Царь еще до рассвета облачился в доспехи, велел оседлать своего актаза 92 и вместе с дворовыми воеводами, с князем Владимиром, Алексеем Басмановым, Серебряным и Шуйским, под охраной татар поехал поближе к городу. По пути их встретил Морозов, Воевода был растерян, испуган — от вчерашнего его бодрого вида не оставалось и следа. Царю поклонился так, будто клал голову на плаху. Иван заметил это, встревоженно и недовольно спросил:
— Что приключилось, воевода?
— Как и сказать тебе, государь?.. — Морозов совсем поник под Ивановым взглядом. — Сердца нет во мне… — Он окинул взглядом Басманова, Серебряного, Шуйского — словно бы просил у них помощи, но те так же встревоженно смотрели на него. Князь Владимир в испуге даже отстал от Ивана, уступив свое место около него Морозову.
— Ну?! — тревога в Иване переходила в злость.
— Тысяцкий мой, Хлызнёв-Колычёв, пропал, государь, — на едином духу выпалил Морозов.
— Пропал? — поначалу спокойно и даже разочарованно переспросил Иван, но вдруг лицо его стало бледнеть. — Сбежал! Собака! — яростно зашипел Иван и жестоко хлестанул плеткой по холке своего актаза. Конь вздыбился с жалобным ржанием — Иван чуть было не вылетел из седла. — Догнать! Схватить! Схватить!! — завопил он; губы его почернели, щеки тряслись, как у старика. — Басманов!.. Шуйский!.. Догнать! Я его на кол!.. Своими руками!..

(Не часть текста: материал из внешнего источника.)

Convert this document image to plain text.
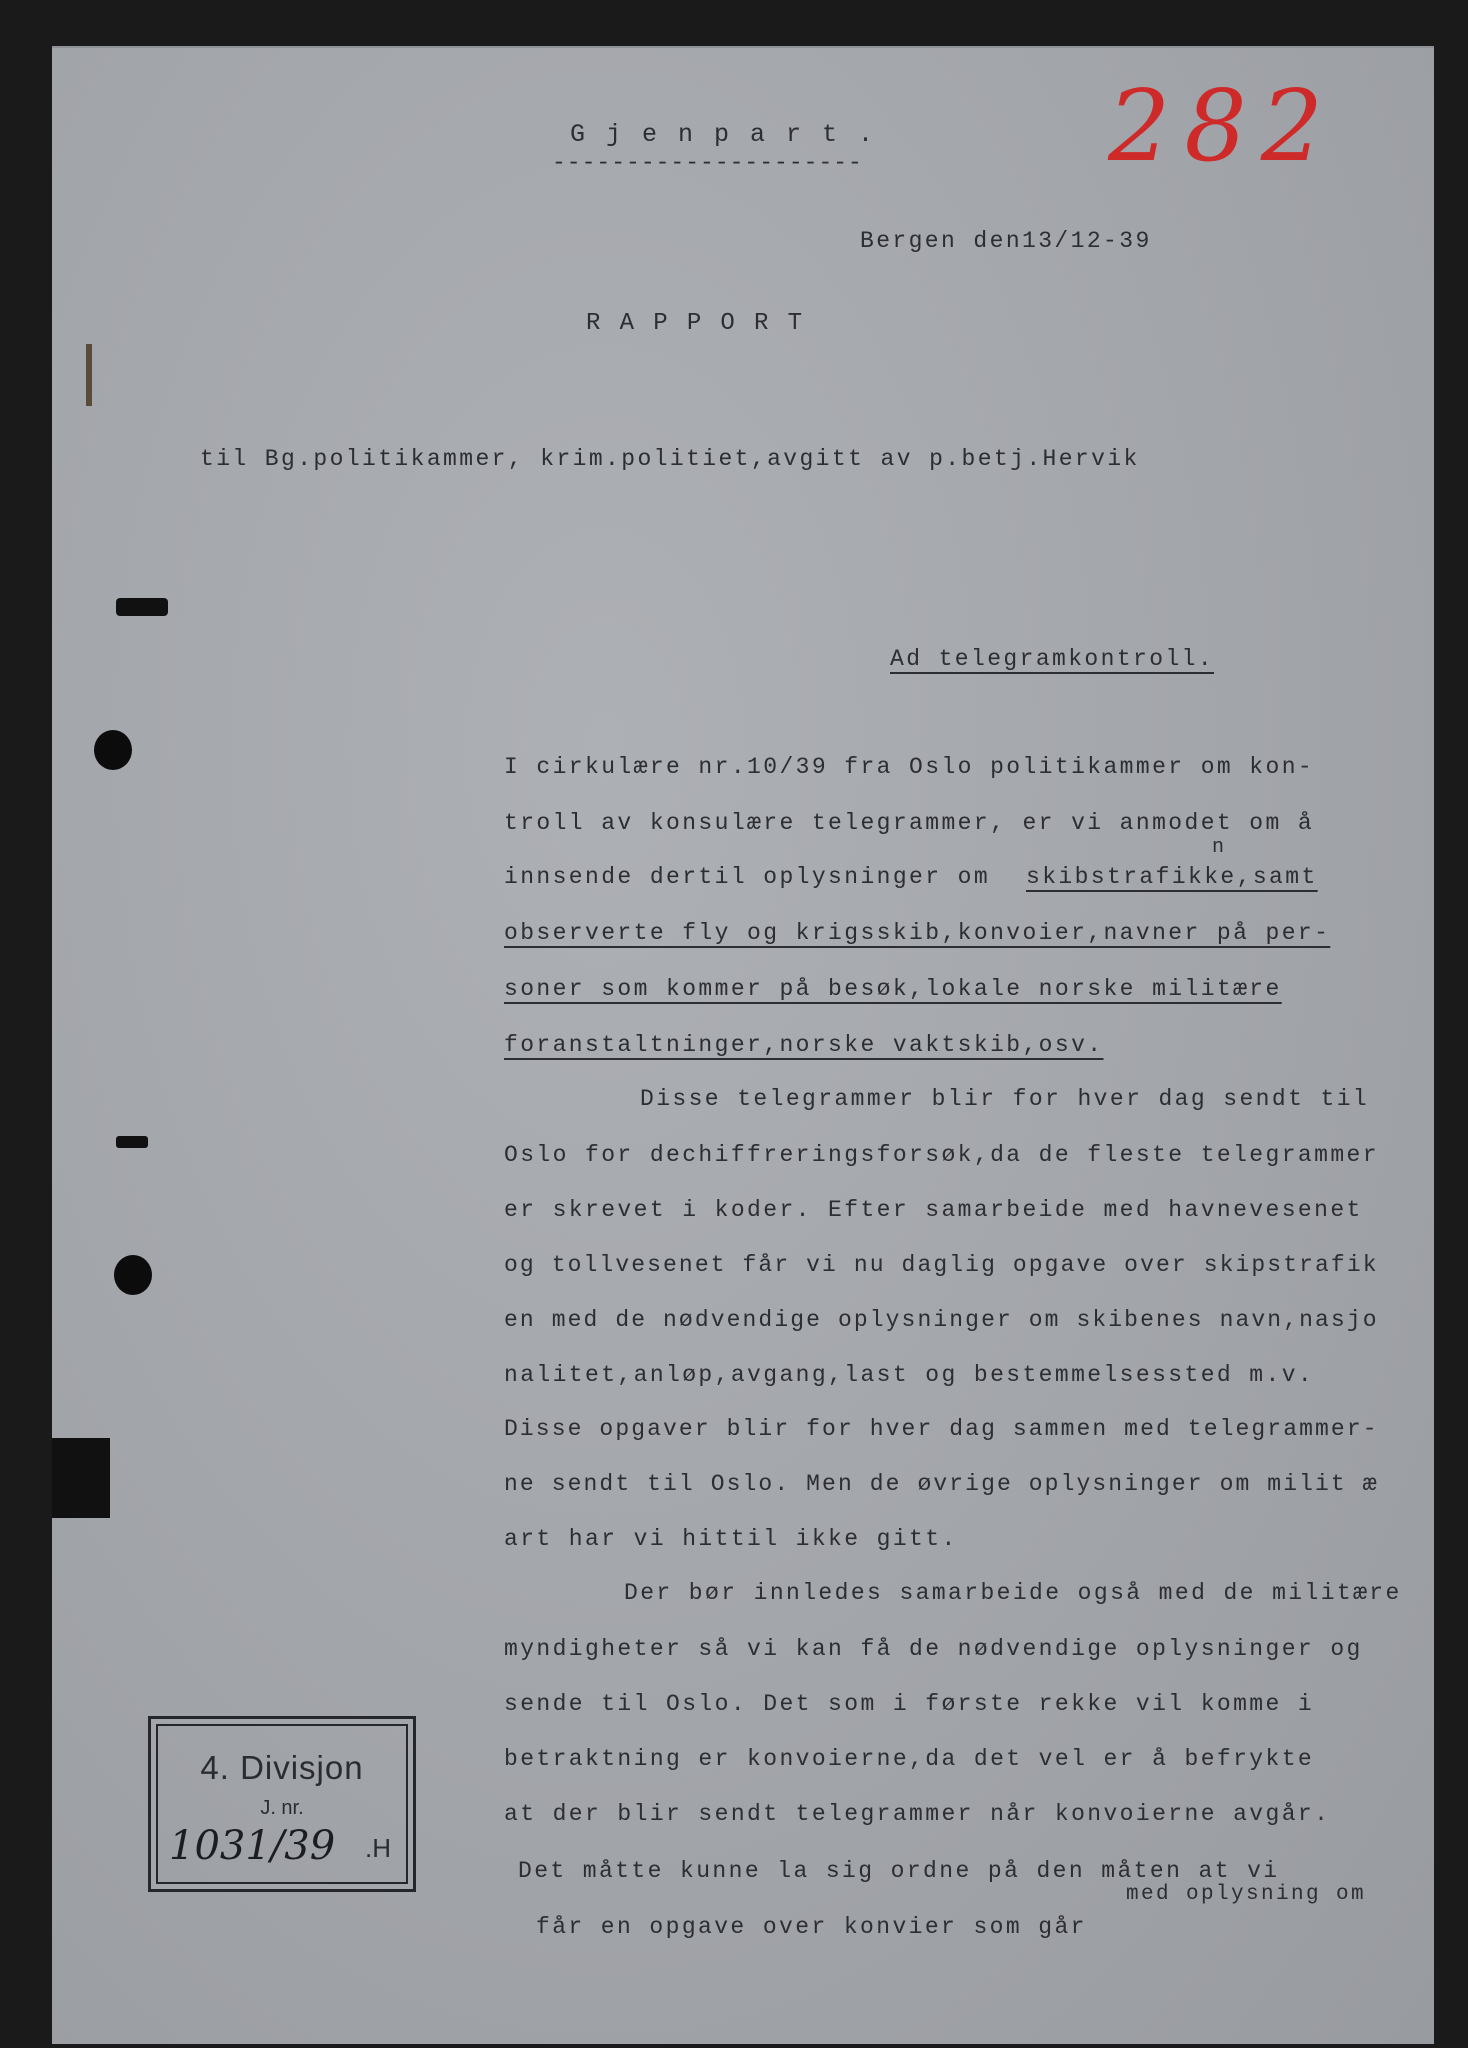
282
G j e n p a r t .
---------------------
Bergen den13/12-39
R A P P O R T
til Bg.politikammer, krim.politiet,avgitt av p.betj.Hervik
Ad telegramkontroll.
I cirkulære nr.10/39 fra Oslo politikammer om kon-
troll av konsulære telegrammer, er vi anmodet om å
n
innsende dertil oplysninger om skibstrafikke,samt
observerte fly og krigsskib,konvoier,navner på per-
soner som kommer på besøk,lokale norske militære
foranstaltninger,norske vaktskib,osv.
Disse telegrammer blir for hver dag sendt til
Oslo for dechiffreringsforsøk,da de fleste telegrammer
er skrevet i koder. Efter samarbeide med havnevesenet
og tollvesenet får vi nu daglig opgave over skipstrafik
en med de nødvendige oplysninger om skibenes navn,nasjo
nalitet,anløp,avgang,last og bestemmelsessted m.v.
Disse opgaver blir for hver dag sammen med telegrammer-
ne sendt til Oslo. Men de øvrige oplysninger om milit æ
art har vi hittil ikke gitt.
Der bør innledes samarbeide også med de militære
myndigheter så vi kan få de nødvendige oplysninger og
sende til Oslo. Det som i første rekke vil komme i
betraktning er konvoierne,da det vel er å befrykte
at der blir sendt telegrammer når konvoierne avgår.
Det måtte kunne la sig ordne på den måten at vi
med oplysning om
får en opgave over konvier som går
4. Divisjon
J. nr.
1031/39 .H
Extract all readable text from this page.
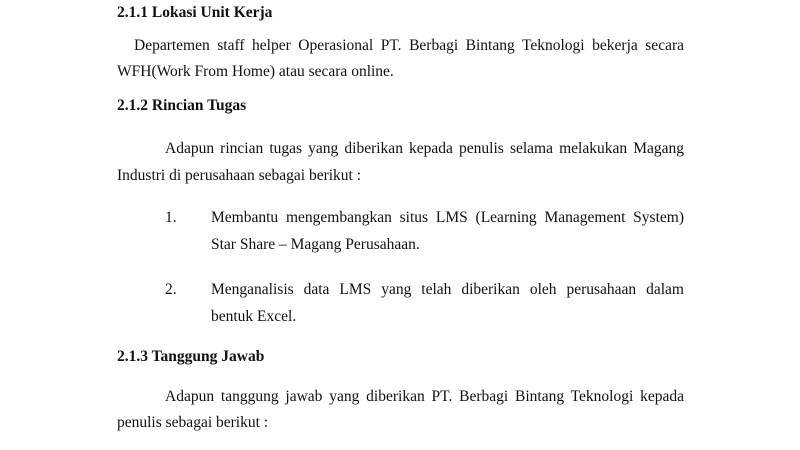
2.1.1 Lokasi Unit Kerja
Departemen staff helper Operasional PT. Berbagi Bintang Teknologi bekerja secara
WFH(Work From Home) atau secara online.
2.1.2 Rincian Tugas
Adapun rincian tugas yang diberikan kepada penulis selama melakukan Magang
Industri di perusahaan sebagai berikut :
1. Membantu mengembangkan situs LMS (Learning Management System)
Star Share – Magang Perusahaan.
2. Menganalisis data LMS yang telah diberikan oleh perusahaan dalam
bentuk Excel.
2.1.3 Tanggung Jawab
Adapun tanggung jawab yang diberikan PT. Berbagi Bintang Teknologi kepada
penulis sebagai berikut :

— Не догнать его, государь, — спокойно сказал Басманов. — Беглому одна дорога, а погонщикам — сто!
— И ты?! — Иван замахнулся на Басманова плеткой и вдруг разом сник, уронив руку с плетью себе на колени. — Пусть ему!.. — сказал он тихо и скорбно, как о покойнике. — Одной гаведью 93 стало мене на русской земле. Нам об ином пристало думать, воеводы… Перед нами Полоцк… Твердыня литвинов! Нам ее надобно сокрушить!

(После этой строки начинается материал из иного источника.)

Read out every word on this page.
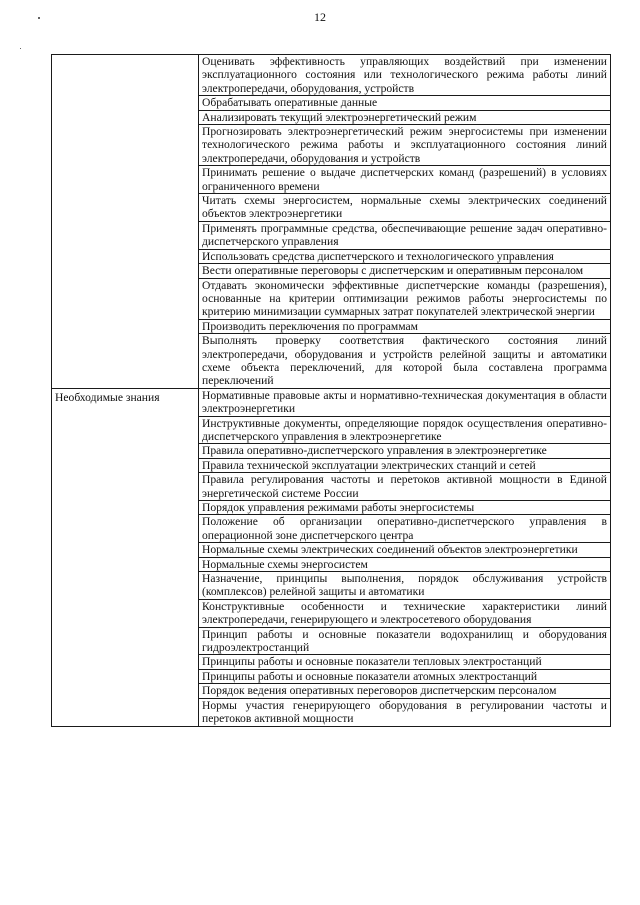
12
	Оценивать эффективность управляющих воздействий при изменении эксплуатационного состояния или технологического режима работы линий электропередачи, оборудования, устройств
	Обрабатывать оперативные данные
	Анализировать текущий электроэнергетический режим
	Прогнозировать электроэнергетический режим энергосистемы при изменении технологического режима работы и эксплуатационного состояния линий электропередачи, оборудования и устройств
	Принимать решение о выдаче диспетчерских команд (разрешений) в условиях ограниченного времени
	Читать схемы энергосистем, нормальные схемы электрических соединений объектов электроэнергетики
	Применять программные средства, обеспечивающие решение задач оперативно-диспетчерского управления
	Использовать средства диспетчерского и технологического управления
	Вести оперативные переговоры с диспетчерским и оперативным персоналом
	Отдавать экономически эффективные диспетчерские команды (разрешения), основанные на критерии оптимизации режимов работы энергосистемы по критерию минимизации суммарных затрат покупателей электрической энергии
	Производить переключения по программам
	Выполнять проверку соответствия фактического состояния линий электропередачи, оборудования и устройств релейной защиты и автоматики схеме объекта переключений, для которой была составлена программа переключений
Необходимые знания	Нормативные правовые акты и нормативно-техническая документация в области электроэнергетики
	Инструктивные документы, определяющие порядок осуществления оперативно-диспетчерского управления в электроэнергетике
	Правила оперативно-диспетчерского управления в электроэнергетике
	Правила технической эксплуатации электрических станций и сетей
	Правила регулирования частоты и перетоков активной мощности в Единой энергетической системе России
	Порядок управления режимами работы энергосистемы
	Положение об организации оперативно-диспетчерского управления в операционной зоне диспетчерского центра
	Нормальные схемы электрических соединений объектов электроэнергетики
	Нормальные схемы энергосистем
	Назначение, принципы выполнения, порядок обслуживания устройств (комплексов) релейной защиты и автоматики
	Конструктивные особенности и технические характеристики линий электропередачи, генерирующего и электросетевого оборудования
	Принцип работы и основные показатели водохранилищ и оборудования гидроэлектростанций
	Принципы работы и основные показатели тепловых электростанций
	Принципы работы и основные показатели атомных электростанций
	Порядок ведения оперативных переговоров диспетчерским персоналом
	Нормы участия генерирующего оборудования в регулировании частоты и перетоков активной мощности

— Сокрушим, государь! — сказал ему осмелевший князь Владимир. — Вели починать!
Иван встал на стременах, несколько минут внимательно смотрел на город. Над полоцким детинцем медленно поднималось знамя. Издали оно казалось маленьким лоскутком, взвитым в небо случайным порывом ветра, и вот-вот должно было быть унесено им, но лоскуток поднялся почти до середины неба и замер, словно приклеился к нему, как осенний измокший лист.
— Почнем, — сказал Иван, — но допрежь, по неизменному христианскому обычаю, пошлем им сказать, чтоб сдались подобру, на милость, без пролития крови и тяжкой порухи.
— Довойна знамя поднял над детинцем, — сказал Басманов. — Не примет он нашего слова.
— В том его воля. А я обычая не хочу порушить, — твердо сказал Иван. — Наряжайте гонца. Да быть ему почестней! Пусть видит Довойна, что шлем не простых, которых вызволять не станем, коль он не выпустит их от себя.
— Кого велишь — из детей боярских, из воевод? — спросил Басманов.